Covers events that took place between January 1, 2008, and December 31, 2008.

  • The constitution guarantees freedom of the press, and the government generally respects it in practice.

  • The media were active and fairly diverse, though there were issues of self-censorship and political or economic pressures placed on journalists.

  • The government of Prime Minister Sali Berisha continued to put selective pressure – including administrative sanctions and verbal attacks – on opposition-oriented media in 2008.

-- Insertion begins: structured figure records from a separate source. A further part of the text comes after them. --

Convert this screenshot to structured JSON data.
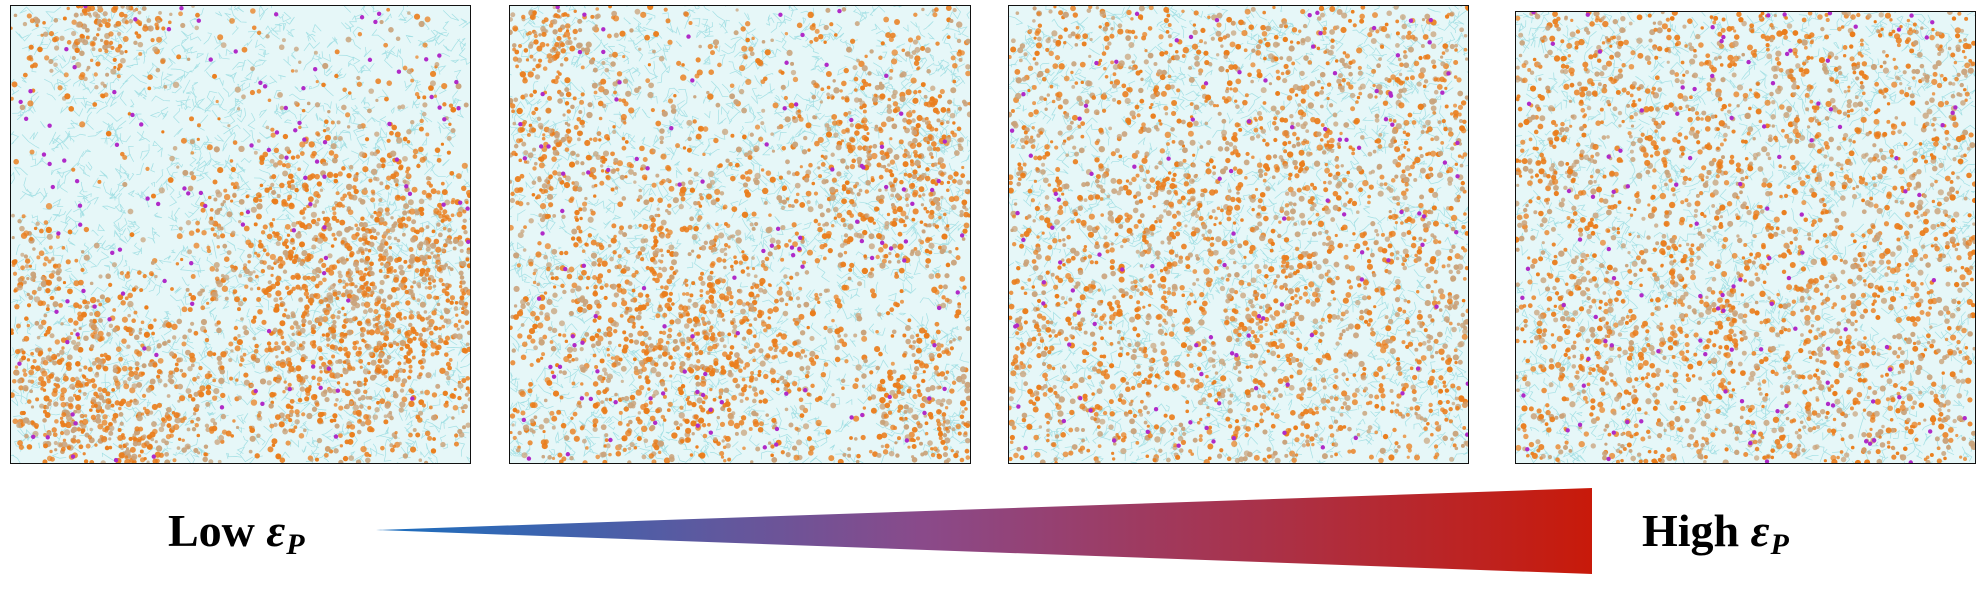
{
  "labels": {
    "low_prefix": "Low",
    "high_prefix": "High",
    "epsilon": "ε",
    "subscript": "P"
  },
  "colors": {
    "background": "#e6f7f8",
    "solvent_mesh": "#88d6dc",
    "polymer_orange": "#ea7d1c",
    "polymer_tan": "#c9a27a",
    "ion_magenta": "#b02ac8",
    "gradient_start": "#1a6fbf",
    "gradient_mid": "#8a4a8a",
    "gradient_end": "#c81a0a"
  },
  "panels": [
    {
      "id": "panel-1",
      "phase_separation": 0.95
    },
    {
      "id": "panel-2",
      "phase_separation": 0.65
    },
    {
      "id": "panel-3",
      "phase_separation": 0.25
    },
    {
      "id": "panel-4",
      "phase_separation": 0.05
    }
  ]
}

  • In December 2008, the Economy Ministry arbitrarily cancelled a 20-year lease held by the daily Tema for its offices in a state-owned building, exposing the paper to possible eviction. Tema had investigated alleged corruption by government officials, leading Berisha to accuse it of pursuing a political agenda. A car owned by the paper's publisher, Mero Baze, was destroyed by a fire on December 31; Baze claimed the blaze was an arson attack.

  • In September 2008, broadcast regulators imposed a fine of 800,000 lek ($9,700) on television station News 24 for airing an advertisement by a nongovernmental organization (NGO) that derided Berisha's use of public funds to produce progovernment ads. The station was accused of violating a law banning political ads outside campaign periods, though the ad in question aired immediately after a progovernment one.

  • Journalists faced intimidation and assaults from people they covered on at least three occasions in 2008. In one incident in March, an editor with the Balkan Investigative Reporting Network, Besar Likmeta, was allegedly assaulted by lawmaker Tom Doshi, whom he was questioning about a fake law degree. In May, a television reporter was threatened and beaten by a judge and the judge's brother after he attempted to interview them about corruption and organized crime. Also that month, a newspaper editor was forced out of the headquarters of the ruling Democratic Party by party supporters.

  • In addition to public television and radio broadcasters, there are dozens of private television stations, radio stations, and print publications, including at least 30 daily newspapers. Media penetration is limited outside urban areas.

  • There are no government restrictions on the internet, which was accessed by 16 percent of the population in 2008. However, s ome Albanian websites were vandalized or otherwise attacked during the year, apparently by hackers opposed to neighboring Kosovo's declaration of independence in February.